Il n’y a pas si longtemps, le Canada était reconnu pour ses comités d’ajustement en milieu de travail et par secteur, présents à l’échelle nationale, qui aidaient les travailleurs licenciés à accéder à de la formation, à du soutien ou à retrouver un emploi. Mais la décision désastreuse de Jean Chrétien, au milieu des années 1990, de transférer cette responsabilité aux provinces a plongé une grande partie du pays dans le désarroi. Le Québec fait figure d’exception, ayant su maintenir une capacité d’intervention plus cohérente en matière d’ajustement et de formation.
Beaucoup de provinces n’ont tout simplement pas les ressources nécessaires pour mettre en place ou gérer des comités d’ajustement dynamiques. Là où ces comités existent encore, comme en Ontario, ils dépendent du bon vouloir des employeurs. Et ce consentement est de plus en plus rare, sauf lorsque les syndicats l’ont déjà intégré dans leurs conventions collectives. La majorité des personnes licenciées sont désormais livrées à elles-mêmes.

Honte à nous : les gouvernements, peu importe leur couleur politique, ont traité la perte d’emploi comme une faute morale plutôt que comme un problème structurel.

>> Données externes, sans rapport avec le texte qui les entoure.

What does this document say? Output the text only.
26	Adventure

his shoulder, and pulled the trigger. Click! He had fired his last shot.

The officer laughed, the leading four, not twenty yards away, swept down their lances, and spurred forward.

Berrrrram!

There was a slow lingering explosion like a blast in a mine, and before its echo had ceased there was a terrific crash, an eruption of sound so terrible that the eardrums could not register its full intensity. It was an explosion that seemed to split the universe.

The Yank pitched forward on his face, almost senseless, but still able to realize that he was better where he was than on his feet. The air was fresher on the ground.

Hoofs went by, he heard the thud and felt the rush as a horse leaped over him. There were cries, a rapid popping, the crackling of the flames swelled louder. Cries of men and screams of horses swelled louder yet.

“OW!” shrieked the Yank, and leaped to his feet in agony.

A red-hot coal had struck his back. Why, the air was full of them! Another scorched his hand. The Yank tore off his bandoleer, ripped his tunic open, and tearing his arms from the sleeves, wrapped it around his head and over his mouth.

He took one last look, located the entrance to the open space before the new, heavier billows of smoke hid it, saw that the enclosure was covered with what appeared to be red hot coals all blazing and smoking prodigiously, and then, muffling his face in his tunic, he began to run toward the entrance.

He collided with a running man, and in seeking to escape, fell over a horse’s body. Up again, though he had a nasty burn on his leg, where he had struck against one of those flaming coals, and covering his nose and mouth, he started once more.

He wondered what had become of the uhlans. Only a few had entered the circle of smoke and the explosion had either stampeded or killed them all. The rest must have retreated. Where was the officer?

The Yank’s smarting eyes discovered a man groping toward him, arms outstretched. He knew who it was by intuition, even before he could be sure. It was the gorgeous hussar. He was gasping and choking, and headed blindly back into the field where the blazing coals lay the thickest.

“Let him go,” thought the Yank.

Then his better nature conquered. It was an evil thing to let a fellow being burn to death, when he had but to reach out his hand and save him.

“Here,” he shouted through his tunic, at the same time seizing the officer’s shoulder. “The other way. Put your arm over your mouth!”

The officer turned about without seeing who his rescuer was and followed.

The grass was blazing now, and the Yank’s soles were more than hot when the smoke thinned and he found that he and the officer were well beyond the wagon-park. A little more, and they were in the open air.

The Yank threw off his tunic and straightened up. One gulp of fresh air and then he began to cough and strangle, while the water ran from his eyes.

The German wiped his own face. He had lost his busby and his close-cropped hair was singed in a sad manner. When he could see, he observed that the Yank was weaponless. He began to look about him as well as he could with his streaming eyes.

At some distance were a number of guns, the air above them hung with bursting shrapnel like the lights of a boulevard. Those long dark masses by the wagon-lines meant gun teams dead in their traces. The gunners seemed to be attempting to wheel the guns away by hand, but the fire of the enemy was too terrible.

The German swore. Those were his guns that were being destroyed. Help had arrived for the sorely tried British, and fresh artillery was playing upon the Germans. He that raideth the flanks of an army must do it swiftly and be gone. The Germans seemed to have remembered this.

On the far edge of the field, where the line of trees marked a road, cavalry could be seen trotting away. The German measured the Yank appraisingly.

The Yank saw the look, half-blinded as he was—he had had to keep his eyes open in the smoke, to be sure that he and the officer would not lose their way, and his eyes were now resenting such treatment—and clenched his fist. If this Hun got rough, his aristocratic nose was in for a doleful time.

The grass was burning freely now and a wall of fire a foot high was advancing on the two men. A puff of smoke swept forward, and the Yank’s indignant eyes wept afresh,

Dans les années 1980, après avoir exempté les riches de l’impôt sur les gains en capital, les conservateurs de Brian Mulroney ont récupéré les indemnités de départ des travailleurs licenciés — un capital durement gagné sur le plancher d’usine — lorsqu’ils demandaient l’assurance-emploi (AE). Dans les années 1990, les libéraux de Jean Chrétien ont grandement limité l’admissibilité à l’AE, ainsi que les taux et la durée des prestations. Résultat : la couverture de l’AE est passée de 80 % des chômeurs au début des années 1980 à environ 40 % aujourd’hui, laissant la majorité des travailleurs sans filet de sécurité.
Et ce n’est pas tout.
Malgré ce contexte économique instable, ces changements ont généré d’énormes surplus dans la caisse d’AE — des fonds qui ont ensuite été détournés à d’autres fins, bien qu’ils proviennent des cotisations salariales et patronales destinées précisément à soutenir les personnes sans emploi. En parallèle, les travailleurs licenciés ont été redirigés plus rapidement et plus massivement vers l’aide sociale provinciale, où ils ont été encore davantage stigmatisés et soumis à de nouvelles restrictions.

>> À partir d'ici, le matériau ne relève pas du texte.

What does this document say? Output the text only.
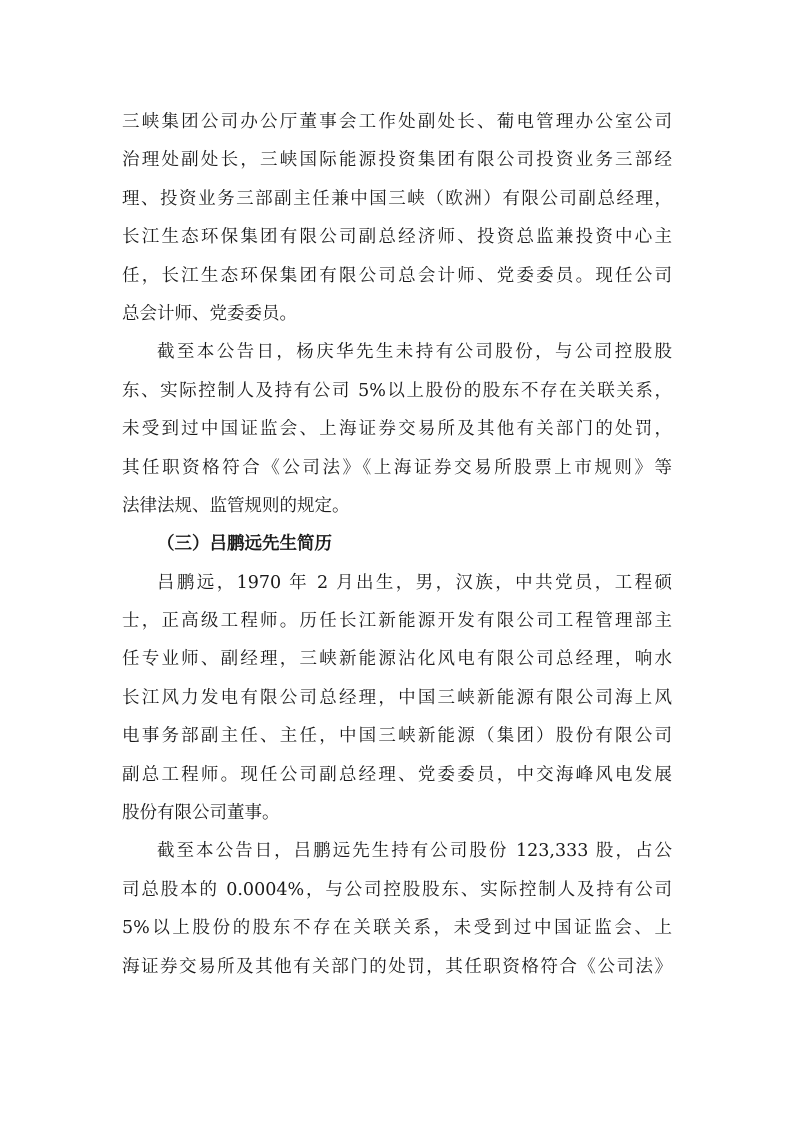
三峡集团公司办公厅董事会工作处副处长、葡电管理办公室公司
治理处副处长，三峡国际能源投资集团有限公司投资业务三部经
理、投资业务三部副主任兼中国三峡（欧洲）有限公司副总经理，
长江生态环保集团有限公司副总经济师、投资总监兼投资中心主
任，长江生态环保集团有限公司总会计师、党委委员。现任公司
总会计师、党委委员。
截至本公告日，杨庆华先生未持有公司股份，与公司控股股
东、实际控制人及持有公司 5%以上股份的股东不存在关联关系，
未受到过中国证监会、上海证券交易所及其他有关部门的处罚，
其任职资格符合《公司法》《上海证券交易所股票上市规则》等
法律法规、监管规则的规定。
（三）吕鹏远先生简历
吕鹏远，1970 年 2 月出生，男，汉族，中共党员，工程硕
士，正高级工程师。历任长江新能源开发有限公司工程管理部主
任专业师、副经理，三峡新能源沾化风电有限公司总经理，响水
长江风力发电有限公司总经理，中国三峡新能源有限公司海上风
电事务部副主任、主任，中国三峡新能源（集团）股份有限公司
副总工程师。现任公司副总经理、党委委员，中交海峰风电发展
股份有限公司董事。
截至本公告日，吕鹏远先生持有公司股份 123,333 股，占公
司总股本的 0.0004%，与公司控股股东、实际控制人及持有公司
5%以上股份的股东不存在关联关系，未受到过中国证监会、上
海证券交易所及其他有关部门的处罚，其任职资格符合《公司法》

Lorsque la crise financière de 2008-2009 a frappé, puis à nouveau pendant la pandémie mondiale de 2020-2021, le système d’assurance-emploi, volontairement affaibli, s’est révélé totalement inadéquat. Le gouvernement a alors dû intervenir par des mesures d’urgence temporaires. La Prestation canadienne d’urgence, pendant un bref moment, a incarné ce que l’AE aurait toujours dû être.
Alors, que faire maintenant ?
D’abord, le premier ministre Mark Carney et le gouvernement libéral doivent restaurer l’assurance-emploi dans sa forme et sa vocation initiales. Les travailleurs canadiens auront besoin de ce soutien dans les semaines, mois et années à venir. Le statu quo n’est tout simplement pas viable si nous voulons éviter une montée encore plus forte de la colère populiste et de la polarisation. Ensuite, les comités d’ajustement en milieu de travail doivent devenir obligatoires, au minimum. Enfin, les syndicats doivent être présents à la table des négociations alors que le pays réoriente son économie, en particulier en s’éloignant de sa dépendance aux États-Unis.
L’histoire nous enseigne que toute véritable « transition juste » commence par un mouvement syndical fort. Ce n’est qu’à cette condition, semble-t-il, que les politiciens et les corporations accepteront enfin d’écouter.